Surrey RCMP spokesman Sgt. Roger Morrow confirmed Silvercore is under investigation.
“We are trying to determine if there is any criminal involvement or if this is an administration issue dealing with firearms,” Morrow said. He refused further comment.
Gordon Bader and Silvercore have been on the police radar for several years now, police sources confirmed.
The company and its principals are mentioned in an investigation of two guns seized at the south terminal of the Vancouver International Airport. The Walther semi-automatic pistols were from Germany.
Another case involves an incident in Lillooet, the details of which could not be confirmed.
Silvercore advertises a service to take in guns from the public.
“For a nominal fee, Silvercore will come to your home or any location where you have old firearms that need to be removed for destruction,” its website says.

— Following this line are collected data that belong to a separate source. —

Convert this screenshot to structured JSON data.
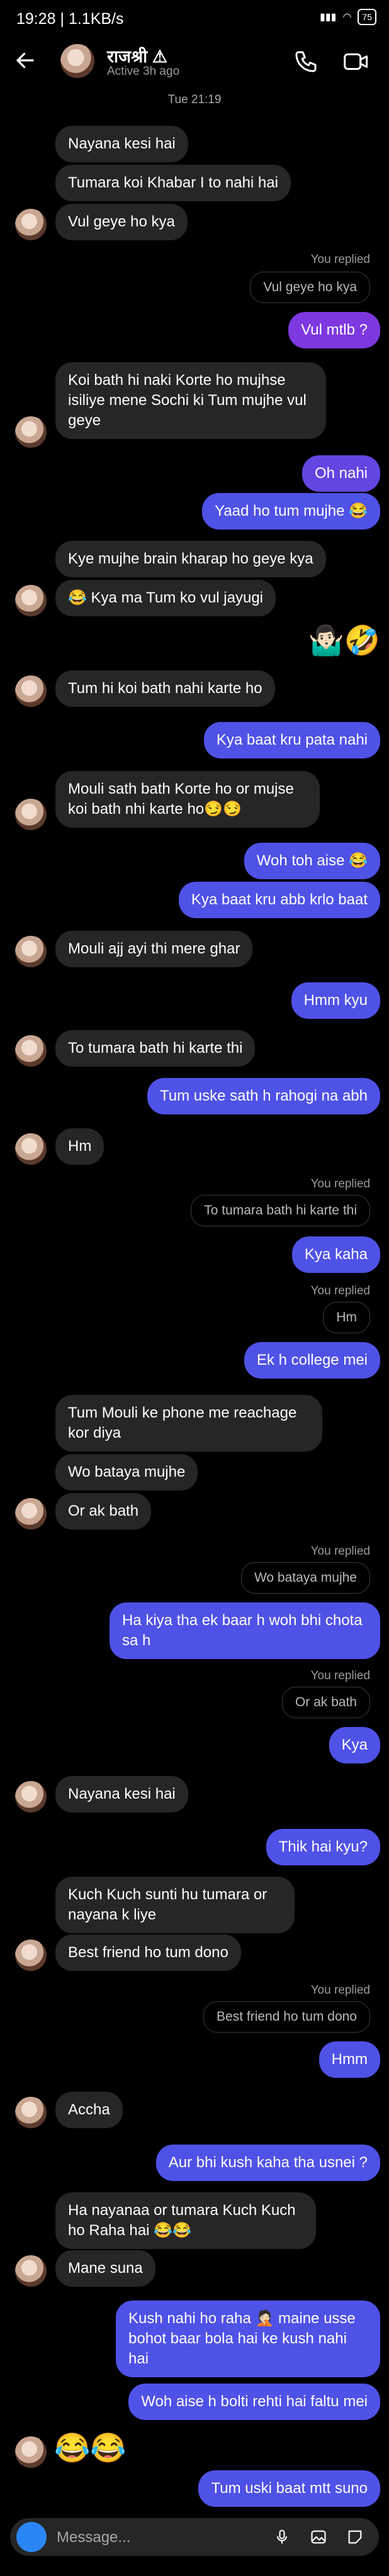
{
  "status_bar": {
    "time": "19:28 | 1.1KB/s",
    "battery": "75"
  },
  "header": {
    "name": "राजश्री",
    "status": "Active 3h ago"
  },
  "date": "Tue 21:19",
  "messages": {
    "m1": "Nayana kesi hai",
    "m2": "Tumara koi Khabar I to nahi hai",
    "m3": "Vul geye ho kya",
    "r1": "You replied",
    "q1": "Vul geye ho kya",
    "m4": "Vul mtlb ?",
    "m5": "Koi bath hi naki Korte ho mujhse isiliye mene Sochi ki Tum mujhe vul geye",
    "m6": "Oh nahi",
    "m7": "Yaad ho tum mujhe 😂",
    "m8": "Kye mujhe brain kharap ho geye kya",
    "m9": "😂 Kya ma Tum ko vul jayugi",
    "m10": "🤷🏻‍♂️🤣",
    "m11": "Tum hi koi bath nahi karte ho",
    "m12": "Kya baat kru pata nahi",
    "m13": "Mouli sath bath Korte ho or mujse koi bath nhi karte ho😏😏",
    "m14": "Woh toh aise 😂",
    "m15": "Kya baat kru abb krlo baat",
    "m16": "Mouli ajj ayi thi mere ghar",
    "m17": "Hmm kyu",
    "m18": "To tumara bath hi karte thi",
    "m19": "Tum uske sath h rahogi na abh",
    "m20": "Hm",
    "r2": "You replied",
    "q2": "To tumara bath hi karte thi",
    "m21": "Kya kaha",
    "r3": "You replied",
    "q3": "Hm",
    "m22": "Ek h college mei",
    "m23": "Tum Mouli ke phone me reachage kor diya",
    "m24": "Wo bataya mujhe",
    "m25": "Or ak bath",
    "r4": "You replied",
    "q4": "Wo bataya mujhe",
    "m26": "Ha kiya tha ek baar h woh bhi chota sa h",
    "r5": "You replied",
    "q5": "Or ak bath",
    "m27": "Kya",
    "m28": "Nayana kesi hai",
    "m29": "Thik hai kyu?",
    "m30": "Kuch Kuch sunti hu tumara or nayana k liye",
    "m31": "Best friend ho tum dono",
    "r6": "You replied",
    "q6": "Best friend ho tum dono",
    "m32": "Hmm",
    "m33": "Accha",
    "m34": "Aur bhi kush kaha tha usnei ?",
    "m35": "Ha nayanaa or tumara Kuch Kuch ho Raha hai 😂😂",
    "m36": "Mane suna",
    "m37": "Kush nahi ho raha 🤦🏻 maine usse bohot baar bola hai ke kush nahi hai",
    "m38": "Woh aise h bolti rehti hai faltu mei",
    "m39": "😂😂",
    "m40": "Tum uski baat mtt suno"
  },
  "composer": {
    "placeholder": "Message..."
  }
}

“We will take care of all the required permits to remove the firearms and either deactivate or destroy them so they cannot harm family or friends.”
Gordon Bader is a past director of the Responsible Firearms Owners Coalition of B.C., an anti-gun-control lobby. In October 2006, the Surrey Leader newspaper published a letter to the editor from Gordon Bader, in which he attacked gun control.

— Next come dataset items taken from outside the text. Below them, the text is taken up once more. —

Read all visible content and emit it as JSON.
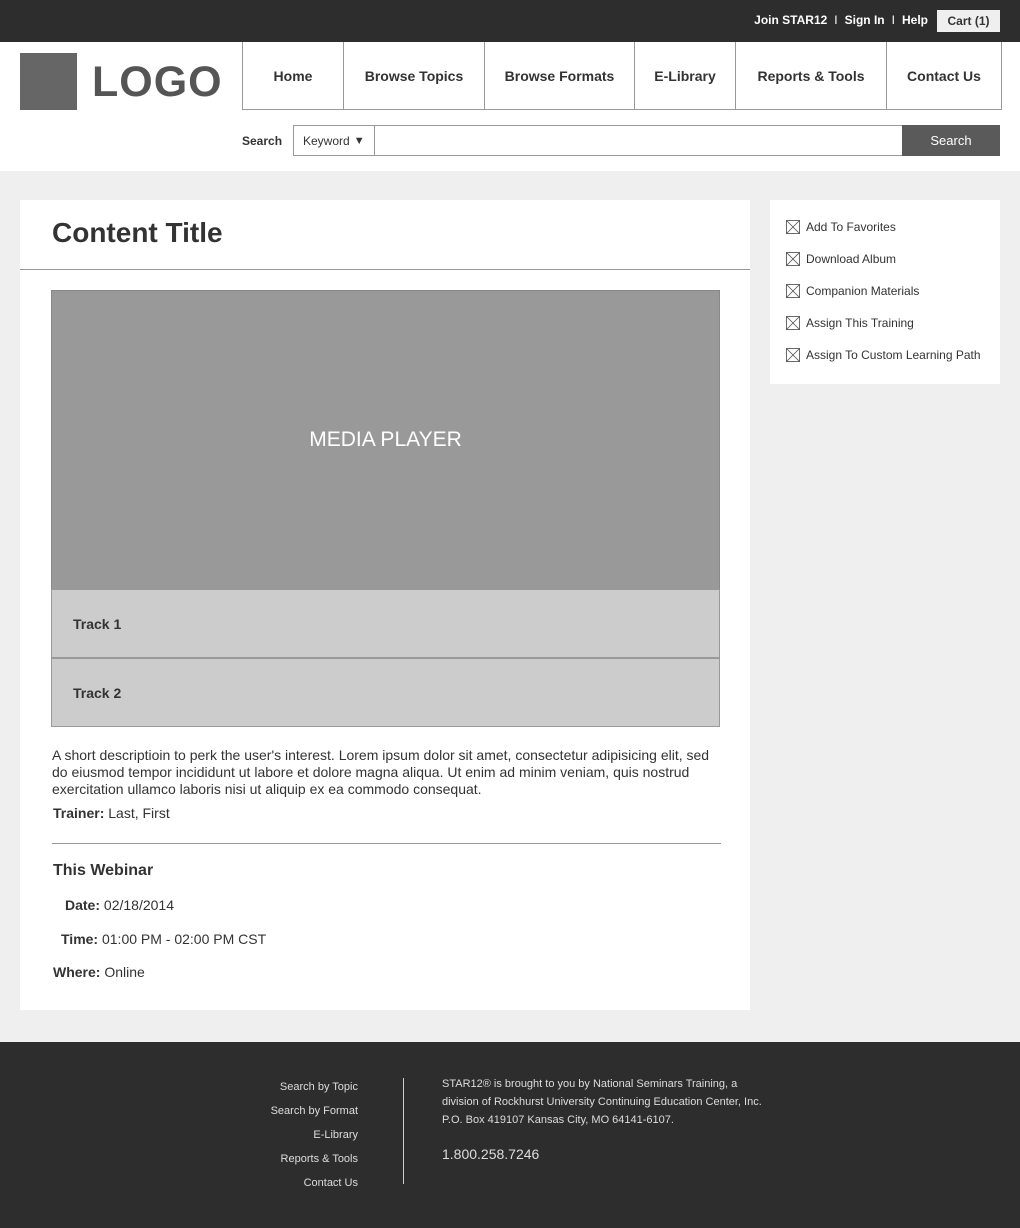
{
  "topbar": {
    "links": [
      "Join STAR12",
      "Sign In",
      "Help"
    ],
    "separator": "I",
    "cart": "Cart (1)"
  },
  "header": {
    "logo": "LOGO",
    "nav": [
      "Home",
      "Browse Topics",
      "Browse Formats",
      "E-Library",
      "Reports & Tools",
      "Contact Us"
    ],
    "search": {
      "label": "Search",
      "type_selected": "Keyword",
      "placeholder": "",
      "value": "",
      "button": "Search"
    }
  },
  "main": {
    "title": "Content Title",
    "player_label": "MEDIA PLAYER",
    "tracks": [
      "Track 1",
      "Track 2"
    ],
    "description": "A short descriptioin to perk the user's interest. Lorem ipsum dolor sit amet, consectetur adipisicing elit, sed do eiusmod tempor incididunt ut labore et dolore magna aliqua. Ut enim ad minim veniam, quis nostrud exercitation ullamco laboris nisi ut aliquip ex ea commodo consequat.",
    "trainer_label": "Trainer:",
    "trainer_value": "Last, First",
    "webinar": {
      "heading": "This Webinar",
      "date_label": "Date:",
      "date_value": "02/18/2014",
      "time_label": "Time:",
      "time_value": "01:00 PM - 02:00 PM CST",
      "where_label": "Where:",
      "where_value": "Online"
    }
  },
  "sidebar": {
    "actions": [
      "Add To Favorites",
      "Download Album",
      "Companion Materials",
      "Assign This Training",
      "Assign To Custom Learning Path"
    ]
  },
  "footer": {
    "links": [
      "Search by Topic",
      "Search by Format",
      "E-Library",
      "Reports & Tools",
      "Contact Us"
    ],
    "about": "STAR12® is brought to you by National Seminars Training, a division of Rockhurst University Continuing Education Center, Inc. P.O. Box 419107 Kansas City, MO 64141-6107.",
    "phone": "1.800.258.7246"
  },
  "colors": {
    "topbar": "#2d2d2d",
    "page_bg": "#efefef",
    "player": "#999999",
    "track": "#cccccc",
    "search_button": "#5a5a5a"
  }
}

“Perhaps we should concentrate on enforcing our present laws and punishing the criminal,” Bader wrote.
“Taking away guns will do nothing.”
Police sources said Gordon Bader is well known in law-enforcement circles because of his three-decade stint with Vancouver police and the now-defunct Organized Crime Agency of B.C.
A Silvercore blog said Travis Bader “started his firearms training at the age of four, under the close supervision of his father, Gordon.”
He went on to shoot competitively as a preteen, joined the army cadets and became a shooting-range officer for the Department of National Defence, the blog said.
You’re pissing up the wrong tree. I was a student of Travis Bader’s and I’ve taken a few of his courses. He is an honourable man and I have a lot of respect for him and his family. A lot of this sounds like a smear campaign. I don’t know Travis well enough to call him up and ask for his side of the story(I’m guessing he probably feels like s**t about this as it’s a huge black mark on his good reputation and he probably won’t want to talk about it). But, Travis, if you’re reading this: those people who you’ve helped over the years support you and I for one will stand by you. You are a good man, and honest man, and you don’t deserve to have your reputation smeared like this. Don’t let the f**kers get you down! Sal M.